Para dar una idea de la radicalidad de un cambio verdaderamente revolucionario, voy a recordar los cinco cambios que, según Ellul (1982), debería realizar la revolución de finales del siglo 20: una ayuda totalmente desinteresada a los países del Sur gracias a una reconversión de la potencia industrial occidental; la opción de no-potencia, privilegiando el medio más humano y más respetuoso con la naturaleza respecto al medio más eficaz; la separación y la diversificación en todos los ámbitos con una preferencia por la autogestión; la reducción drástica del tiempo de trabajo; y, en fin, el abandono del trabajo asalariado gracias a nuevas modalidades de reparto de la riqueza.

En este comienzo del siglo 21 nos encontramos ante una situación paradójica. Mientras a las revoluciones del pasado les faltaron medios, hoy día la superabundancia de medios parece quitarnos todo deseo de revolución. Se multiplican las revueltas, pero cuanto más técnica es la sociedad, más imposible se vuelve la revolución. El dominio de la técnica exige la determinación de límites. En otras palabras, no siempre se debe hacer lo que técnicamente es posible hacer. A falta de capacidad de autolimitación de nuestras sociedades, de alguna manera las presiones externas, como el calentamiento climático o las contaminaciones del medio ambiente, nos obligan a modificar nuestros modos de producción y de consumo. Parece que las técnicas digitales, a priori no contaminantes y que pueden permitir economizar energía, deberían ser excluidas de este cuestionamiento. Ante su continuo y rápido crecimiento, algunos consideran sin embargo que habría que reexaminar esta opinión (Flipo, 2007). En algunos países, las infraestructuras digitales consumen cerca del 10% del consumo total de electricidad. Un estudio reciente afirma que hasta 2020, el impacto de los enormes centros de datos y de cálculo en CO2 sobre el medio ambiente sería más importante que el de toda la industria de transporte aéreo.
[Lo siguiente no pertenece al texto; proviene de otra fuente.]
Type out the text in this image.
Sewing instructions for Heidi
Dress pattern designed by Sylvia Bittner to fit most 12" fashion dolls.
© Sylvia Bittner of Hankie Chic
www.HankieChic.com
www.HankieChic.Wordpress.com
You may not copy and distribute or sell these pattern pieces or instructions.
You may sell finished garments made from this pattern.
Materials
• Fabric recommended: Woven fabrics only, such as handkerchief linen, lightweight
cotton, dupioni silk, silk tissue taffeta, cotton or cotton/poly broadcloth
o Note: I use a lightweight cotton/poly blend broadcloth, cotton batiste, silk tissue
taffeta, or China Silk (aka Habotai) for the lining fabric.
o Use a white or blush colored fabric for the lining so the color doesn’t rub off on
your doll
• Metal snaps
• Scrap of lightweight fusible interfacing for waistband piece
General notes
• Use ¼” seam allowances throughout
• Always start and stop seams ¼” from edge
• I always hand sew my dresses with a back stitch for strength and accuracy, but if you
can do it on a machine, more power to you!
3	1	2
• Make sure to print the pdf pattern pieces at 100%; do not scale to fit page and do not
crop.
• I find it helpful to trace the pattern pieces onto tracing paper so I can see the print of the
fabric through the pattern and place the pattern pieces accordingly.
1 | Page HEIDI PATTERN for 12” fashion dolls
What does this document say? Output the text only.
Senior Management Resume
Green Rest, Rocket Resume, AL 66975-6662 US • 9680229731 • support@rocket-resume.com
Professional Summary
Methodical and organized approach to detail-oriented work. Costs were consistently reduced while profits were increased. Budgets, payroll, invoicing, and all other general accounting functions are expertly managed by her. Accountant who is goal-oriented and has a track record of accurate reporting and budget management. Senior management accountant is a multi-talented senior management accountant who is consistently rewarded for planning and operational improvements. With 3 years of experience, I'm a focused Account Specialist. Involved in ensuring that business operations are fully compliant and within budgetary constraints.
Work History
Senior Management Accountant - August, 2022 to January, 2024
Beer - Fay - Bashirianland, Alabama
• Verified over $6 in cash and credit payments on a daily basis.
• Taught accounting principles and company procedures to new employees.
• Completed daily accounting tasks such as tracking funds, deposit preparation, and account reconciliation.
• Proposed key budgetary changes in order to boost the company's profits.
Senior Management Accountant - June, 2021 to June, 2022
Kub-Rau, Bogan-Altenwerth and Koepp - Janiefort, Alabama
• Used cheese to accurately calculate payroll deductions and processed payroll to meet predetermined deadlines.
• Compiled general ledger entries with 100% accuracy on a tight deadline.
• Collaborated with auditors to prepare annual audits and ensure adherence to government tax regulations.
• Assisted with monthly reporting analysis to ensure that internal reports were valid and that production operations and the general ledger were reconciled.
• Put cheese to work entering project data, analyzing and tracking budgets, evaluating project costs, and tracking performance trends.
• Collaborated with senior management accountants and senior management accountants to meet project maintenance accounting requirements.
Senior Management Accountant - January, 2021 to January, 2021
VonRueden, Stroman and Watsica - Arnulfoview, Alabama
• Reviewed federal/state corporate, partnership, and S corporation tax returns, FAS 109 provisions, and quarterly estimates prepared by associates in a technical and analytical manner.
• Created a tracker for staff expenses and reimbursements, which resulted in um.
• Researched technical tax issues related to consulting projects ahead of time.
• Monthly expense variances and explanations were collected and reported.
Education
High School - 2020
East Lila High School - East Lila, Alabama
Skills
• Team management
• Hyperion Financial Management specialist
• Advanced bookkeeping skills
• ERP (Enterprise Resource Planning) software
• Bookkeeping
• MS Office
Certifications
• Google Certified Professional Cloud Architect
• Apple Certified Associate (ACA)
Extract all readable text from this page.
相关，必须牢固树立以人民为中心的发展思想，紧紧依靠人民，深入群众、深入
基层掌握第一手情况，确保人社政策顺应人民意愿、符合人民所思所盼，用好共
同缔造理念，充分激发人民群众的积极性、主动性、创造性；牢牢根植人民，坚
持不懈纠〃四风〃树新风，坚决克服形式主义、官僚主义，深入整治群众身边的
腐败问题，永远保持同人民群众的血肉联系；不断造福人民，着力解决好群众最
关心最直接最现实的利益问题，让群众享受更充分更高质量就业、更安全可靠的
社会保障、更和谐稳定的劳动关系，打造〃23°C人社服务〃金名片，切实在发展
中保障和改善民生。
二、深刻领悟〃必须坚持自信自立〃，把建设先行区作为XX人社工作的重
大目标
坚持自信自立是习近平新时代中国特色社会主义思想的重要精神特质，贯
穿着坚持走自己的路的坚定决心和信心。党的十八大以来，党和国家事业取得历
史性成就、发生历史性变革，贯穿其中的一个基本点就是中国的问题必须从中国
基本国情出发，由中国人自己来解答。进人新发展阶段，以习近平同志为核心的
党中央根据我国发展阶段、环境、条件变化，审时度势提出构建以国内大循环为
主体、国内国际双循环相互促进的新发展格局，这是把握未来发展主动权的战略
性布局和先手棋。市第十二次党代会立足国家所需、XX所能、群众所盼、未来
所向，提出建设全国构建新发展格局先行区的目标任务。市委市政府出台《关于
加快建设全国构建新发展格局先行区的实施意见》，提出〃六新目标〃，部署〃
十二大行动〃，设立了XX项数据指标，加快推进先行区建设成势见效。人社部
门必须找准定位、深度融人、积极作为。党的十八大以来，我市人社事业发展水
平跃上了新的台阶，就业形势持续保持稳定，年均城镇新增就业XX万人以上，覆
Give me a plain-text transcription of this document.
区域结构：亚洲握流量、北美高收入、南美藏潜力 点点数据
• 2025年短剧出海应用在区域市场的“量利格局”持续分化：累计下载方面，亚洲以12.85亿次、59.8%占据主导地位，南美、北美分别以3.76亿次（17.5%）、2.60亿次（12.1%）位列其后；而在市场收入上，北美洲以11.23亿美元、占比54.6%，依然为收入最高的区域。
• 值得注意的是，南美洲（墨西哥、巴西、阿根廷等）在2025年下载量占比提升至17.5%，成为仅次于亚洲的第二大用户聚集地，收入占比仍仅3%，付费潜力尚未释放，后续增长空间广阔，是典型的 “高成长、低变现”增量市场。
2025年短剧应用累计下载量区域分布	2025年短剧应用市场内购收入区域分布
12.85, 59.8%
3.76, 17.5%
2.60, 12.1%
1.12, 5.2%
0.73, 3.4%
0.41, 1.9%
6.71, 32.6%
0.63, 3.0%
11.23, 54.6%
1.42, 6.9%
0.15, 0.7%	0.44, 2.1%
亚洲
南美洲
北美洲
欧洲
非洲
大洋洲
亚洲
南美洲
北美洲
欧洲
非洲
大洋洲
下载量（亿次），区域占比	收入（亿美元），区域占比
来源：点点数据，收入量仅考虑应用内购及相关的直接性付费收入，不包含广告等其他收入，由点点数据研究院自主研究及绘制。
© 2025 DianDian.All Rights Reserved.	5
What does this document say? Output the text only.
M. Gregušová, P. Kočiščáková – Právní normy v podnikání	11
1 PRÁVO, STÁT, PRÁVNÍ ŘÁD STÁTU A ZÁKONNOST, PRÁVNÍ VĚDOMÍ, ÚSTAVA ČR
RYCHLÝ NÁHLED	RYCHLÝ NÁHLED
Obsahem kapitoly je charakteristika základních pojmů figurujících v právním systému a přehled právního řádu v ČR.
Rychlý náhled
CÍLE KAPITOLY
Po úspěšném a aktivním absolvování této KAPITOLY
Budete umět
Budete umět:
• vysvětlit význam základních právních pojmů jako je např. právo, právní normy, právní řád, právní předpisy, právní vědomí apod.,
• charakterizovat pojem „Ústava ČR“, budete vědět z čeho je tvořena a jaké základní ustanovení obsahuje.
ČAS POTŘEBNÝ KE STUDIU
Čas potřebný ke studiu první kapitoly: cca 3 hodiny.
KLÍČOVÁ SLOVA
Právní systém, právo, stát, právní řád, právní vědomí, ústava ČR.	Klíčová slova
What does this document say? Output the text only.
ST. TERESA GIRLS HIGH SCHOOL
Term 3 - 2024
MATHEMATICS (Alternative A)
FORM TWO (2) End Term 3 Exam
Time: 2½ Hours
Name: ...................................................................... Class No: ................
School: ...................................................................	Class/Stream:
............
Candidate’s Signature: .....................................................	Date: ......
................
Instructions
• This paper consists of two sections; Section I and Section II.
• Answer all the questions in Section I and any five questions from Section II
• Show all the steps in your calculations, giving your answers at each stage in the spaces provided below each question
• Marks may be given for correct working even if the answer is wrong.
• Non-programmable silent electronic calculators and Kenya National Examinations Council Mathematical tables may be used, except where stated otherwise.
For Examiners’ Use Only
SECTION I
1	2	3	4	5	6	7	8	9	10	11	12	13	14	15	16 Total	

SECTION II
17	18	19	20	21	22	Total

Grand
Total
El movimiento por el decrecimiento muestra que se puede escoger voluntariamente la vía de la autolimitación. Poniendo en entredicho un imaginario demasiado exclusivamente económico y la noción de progreso que lo acompaña, este movimiento, directamente inspirado en las tesis de Ellul, propone una verdadera ruptura. El problema, en este caso, es saber si las tecnologías digitales pueden ser afectadas por este movimiento. No se entiende por qué hay que fijar límites a técnicas de almacenaje y de tratamiento de signos que ofrecen nuevos espacios de expresión y de relación muy útiles y apreciados en estos tiempos de crisis social. El éxito de las redes sociales parece ir a la par con el ascenso de las incertidumbres, como si sus participantes tuvieran necesidad de asegurar su identidad y sus lazos sociales.

Las nuevas redes y las herramientas de comunicación no deben sin embargo convertirse en el todo de la información y de la comunicación. Aunque las consecuencias de su utilización sobre las percepciones y las representaciones son difíciles de evaluar, es verdad que no siempre son positivas (Virilio, 1995, 1996). En estas condiciones, un derecho a la desconexión debe ser acogido favorablemente, así como la iniciativa de algunas escuelas de privar de pantalla y de televisión durante una decena de días a los nativos digitales.

André Vitalis es profesor emérito de la Universidad de Burdeos, Francia.